The Philippine government has announced plans to start the process of privatising 17 casinos currently being operated by the state-run Philippine Amusement and Gaming Corporation (PAGCOR) next year.
In an interview with the Philippine Inquirer, Finance Secretary Carlos G. Dominguez III said that the government were currently in the process of determining the individual value of each casino, saying: “That should be one by one because every casino is very different from the other, and then, we’ll figure out the method of privatisation.”
No timescale has been set for the completion of the privatisation, with Dominguez adding: “It’s not going to happen overnight and the deals are quite complex so we have to piece it out and see what is the best deal for the government.”
In 2016, President Duterte told PAGCOR that it had to privatise its casinos to raise funds for state coffers, following concerns from private casino operators who suggested that there might be possible conflict of interest as PAGCOR is both regulator and casino operator.
Over the past decade, PAGCOR has proven to be a very lucrative asset for the Philippine government.
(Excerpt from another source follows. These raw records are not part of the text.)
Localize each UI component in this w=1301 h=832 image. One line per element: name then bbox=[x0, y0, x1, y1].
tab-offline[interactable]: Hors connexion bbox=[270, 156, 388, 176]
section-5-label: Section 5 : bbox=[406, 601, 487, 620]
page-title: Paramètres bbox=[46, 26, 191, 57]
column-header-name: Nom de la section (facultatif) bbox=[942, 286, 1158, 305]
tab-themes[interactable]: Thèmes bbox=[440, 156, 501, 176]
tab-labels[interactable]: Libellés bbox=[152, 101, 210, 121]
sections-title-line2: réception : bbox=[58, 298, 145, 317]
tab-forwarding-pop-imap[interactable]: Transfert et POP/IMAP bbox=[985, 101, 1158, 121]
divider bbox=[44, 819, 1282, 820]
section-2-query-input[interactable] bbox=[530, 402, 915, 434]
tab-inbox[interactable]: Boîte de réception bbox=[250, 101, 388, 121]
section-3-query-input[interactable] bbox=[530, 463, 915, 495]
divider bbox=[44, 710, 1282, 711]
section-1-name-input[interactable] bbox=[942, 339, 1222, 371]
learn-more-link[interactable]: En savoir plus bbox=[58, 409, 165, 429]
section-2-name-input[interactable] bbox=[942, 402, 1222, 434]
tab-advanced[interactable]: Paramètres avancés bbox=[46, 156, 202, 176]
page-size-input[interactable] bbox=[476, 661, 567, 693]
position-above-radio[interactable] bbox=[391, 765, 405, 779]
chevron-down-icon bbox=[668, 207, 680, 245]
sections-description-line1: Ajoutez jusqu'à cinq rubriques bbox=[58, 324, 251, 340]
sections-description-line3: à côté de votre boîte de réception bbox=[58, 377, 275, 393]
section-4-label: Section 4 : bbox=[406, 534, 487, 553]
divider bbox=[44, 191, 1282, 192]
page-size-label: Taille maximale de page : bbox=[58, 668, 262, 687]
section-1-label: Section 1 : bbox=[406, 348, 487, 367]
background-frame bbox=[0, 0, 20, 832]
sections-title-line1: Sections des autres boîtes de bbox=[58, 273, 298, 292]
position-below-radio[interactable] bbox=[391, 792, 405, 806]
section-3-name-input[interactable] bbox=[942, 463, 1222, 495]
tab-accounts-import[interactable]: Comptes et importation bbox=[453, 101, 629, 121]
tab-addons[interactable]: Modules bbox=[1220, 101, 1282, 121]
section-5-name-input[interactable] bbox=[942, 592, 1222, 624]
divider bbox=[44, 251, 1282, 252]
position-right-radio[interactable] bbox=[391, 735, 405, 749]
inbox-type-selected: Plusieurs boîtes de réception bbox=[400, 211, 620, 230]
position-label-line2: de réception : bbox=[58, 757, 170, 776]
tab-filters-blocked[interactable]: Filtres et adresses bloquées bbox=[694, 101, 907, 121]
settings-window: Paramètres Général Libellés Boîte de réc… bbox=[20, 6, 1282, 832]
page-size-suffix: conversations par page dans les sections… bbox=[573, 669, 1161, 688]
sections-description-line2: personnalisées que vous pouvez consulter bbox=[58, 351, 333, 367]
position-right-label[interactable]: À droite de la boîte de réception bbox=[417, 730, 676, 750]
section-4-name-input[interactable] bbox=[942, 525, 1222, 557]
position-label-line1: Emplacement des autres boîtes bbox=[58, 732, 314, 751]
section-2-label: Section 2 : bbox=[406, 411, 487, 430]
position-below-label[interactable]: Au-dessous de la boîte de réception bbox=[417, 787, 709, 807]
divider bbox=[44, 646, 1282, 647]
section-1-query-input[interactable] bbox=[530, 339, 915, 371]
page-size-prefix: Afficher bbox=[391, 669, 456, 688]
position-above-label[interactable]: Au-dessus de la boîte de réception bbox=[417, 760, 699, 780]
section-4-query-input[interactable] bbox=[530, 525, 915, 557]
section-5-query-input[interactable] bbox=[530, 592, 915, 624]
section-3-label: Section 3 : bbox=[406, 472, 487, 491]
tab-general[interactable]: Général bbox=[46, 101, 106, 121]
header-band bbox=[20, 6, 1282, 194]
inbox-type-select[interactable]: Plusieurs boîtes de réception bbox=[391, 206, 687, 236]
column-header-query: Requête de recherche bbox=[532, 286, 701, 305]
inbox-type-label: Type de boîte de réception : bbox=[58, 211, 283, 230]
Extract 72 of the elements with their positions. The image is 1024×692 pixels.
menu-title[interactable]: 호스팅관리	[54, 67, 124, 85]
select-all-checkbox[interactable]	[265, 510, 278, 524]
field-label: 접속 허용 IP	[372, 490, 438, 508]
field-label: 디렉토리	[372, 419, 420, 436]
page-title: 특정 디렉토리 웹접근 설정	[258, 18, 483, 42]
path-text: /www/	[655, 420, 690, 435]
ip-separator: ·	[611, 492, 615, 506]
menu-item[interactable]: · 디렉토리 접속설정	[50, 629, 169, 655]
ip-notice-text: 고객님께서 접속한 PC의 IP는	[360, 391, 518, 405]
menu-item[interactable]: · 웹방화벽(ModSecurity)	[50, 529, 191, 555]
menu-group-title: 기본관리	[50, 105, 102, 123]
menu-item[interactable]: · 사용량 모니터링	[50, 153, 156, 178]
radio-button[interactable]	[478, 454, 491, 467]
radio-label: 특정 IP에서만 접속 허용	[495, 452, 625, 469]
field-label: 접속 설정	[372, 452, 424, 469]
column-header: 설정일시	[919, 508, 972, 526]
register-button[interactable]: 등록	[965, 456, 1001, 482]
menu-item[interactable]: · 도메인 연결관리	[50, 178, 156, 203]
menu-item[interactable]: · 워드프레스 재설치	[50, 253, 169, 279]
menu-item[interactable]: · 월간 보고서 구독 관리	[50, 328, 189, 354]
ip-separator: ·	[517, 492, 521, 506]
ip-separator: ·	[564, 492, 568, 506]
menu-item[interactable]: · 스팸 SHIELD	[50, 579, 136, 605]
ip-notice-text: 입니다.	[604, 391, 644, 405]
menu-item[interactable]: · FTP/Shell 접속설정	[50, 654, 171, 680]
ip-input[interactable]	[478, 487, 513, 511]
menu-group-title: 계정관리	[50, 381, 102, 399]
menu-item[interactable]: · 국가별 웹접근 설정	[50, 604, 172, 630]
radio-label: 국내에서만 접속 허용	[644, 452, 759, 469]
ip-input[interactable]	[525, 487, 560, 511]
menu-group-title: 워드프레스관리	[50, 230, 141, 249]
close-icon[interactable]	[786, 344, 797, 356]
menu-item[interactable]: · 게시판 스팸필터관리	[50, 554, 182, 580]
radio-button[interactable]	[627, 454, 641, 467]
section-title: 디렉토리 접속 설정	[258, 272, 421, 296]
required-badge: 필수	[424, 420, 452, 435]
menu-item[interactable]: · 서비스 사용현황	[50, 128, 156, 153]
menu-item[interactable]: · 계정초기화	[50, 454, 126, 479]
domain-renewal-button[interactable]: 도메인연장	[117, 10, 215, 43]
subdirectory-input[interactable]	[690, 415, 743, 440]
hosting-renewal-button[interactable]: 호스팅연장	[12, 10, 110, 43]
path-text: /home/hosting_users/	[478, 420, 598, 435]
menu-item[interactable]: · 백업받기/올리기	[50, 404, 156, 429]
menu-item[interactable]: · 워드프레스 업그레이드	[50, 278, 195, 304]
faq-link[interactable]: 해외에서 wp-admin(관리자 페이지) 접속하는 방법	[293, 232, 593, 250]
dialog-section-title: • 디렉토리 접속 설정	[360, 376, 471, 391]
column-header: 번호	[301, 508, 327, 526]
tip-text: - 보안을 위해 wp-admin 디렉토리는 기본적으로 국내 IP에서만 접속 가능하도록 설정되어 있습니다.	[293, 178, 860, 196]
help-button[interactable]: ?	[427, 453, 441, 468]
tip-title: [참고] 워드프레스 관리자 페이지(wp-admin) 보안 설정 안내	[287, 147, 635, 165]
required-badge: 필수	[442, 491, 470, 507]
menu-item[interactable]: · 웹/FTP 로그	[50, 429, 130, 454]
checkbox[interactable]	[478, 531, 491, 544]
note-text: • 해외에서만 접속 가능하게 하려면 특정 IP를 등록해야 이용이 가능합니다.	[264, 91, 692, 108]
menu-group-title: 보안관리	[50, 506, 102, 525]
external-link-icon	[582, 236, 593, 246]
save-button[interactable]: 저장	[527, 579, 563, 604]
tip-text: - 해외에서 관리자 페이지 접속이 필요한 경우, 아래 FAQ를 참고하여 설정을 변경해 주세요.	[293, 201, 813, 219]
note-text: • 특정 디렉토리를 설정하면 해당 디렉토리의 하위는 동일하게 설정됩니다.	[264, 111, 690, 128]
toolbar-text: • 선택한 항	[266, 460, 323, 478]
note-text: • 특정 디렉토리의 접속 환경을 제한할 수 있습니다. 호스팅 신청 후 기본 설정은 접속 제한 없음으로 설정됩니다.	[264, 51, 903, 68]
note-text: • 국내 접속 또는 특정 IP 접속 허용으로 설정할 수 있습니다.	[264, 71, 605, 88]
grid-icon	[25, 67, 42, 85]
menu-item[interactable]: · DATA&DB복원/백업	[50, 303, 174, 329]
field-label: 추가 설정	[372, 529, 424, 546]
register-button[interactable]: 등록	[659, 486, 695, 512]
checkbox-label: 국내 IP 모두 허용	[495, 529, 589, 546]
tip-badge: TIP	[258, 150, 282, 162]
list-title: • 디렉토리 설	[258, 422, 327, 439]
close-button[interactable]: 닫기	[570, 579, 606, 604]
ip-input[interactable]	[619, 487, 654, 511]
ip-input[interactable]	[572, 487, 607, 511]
In the first three months of this year, the regulator reported a rise of 26.75% in income from its gaming operations when compared to the same period of 2016, jumping to $285.3m. As mandated by legislation the firm paid over $145m in tax revenue and contributions back to the government during this period.
PAGCOR has previously voiced concerns that the government could be set to lose as much as $475m in revenue contributions each year as a result of casino privatisation. However, Dominguez remains unmoved by the body's pleas, saying: “I don’t see how that will happen. First of all, how does a government-run casino compete with the privately run casinos? I think there is no way they can compete.
“If we don’t privatise, they might actually lose their customers. We might as well do it now. And the revenue stream, that’s why we have to analyse how much revenue come from their winnings as against how much of the revenues come from the fees that are being paid.
“And secondly, of course, it will remove the conflict of interest when you are the regulator as well.”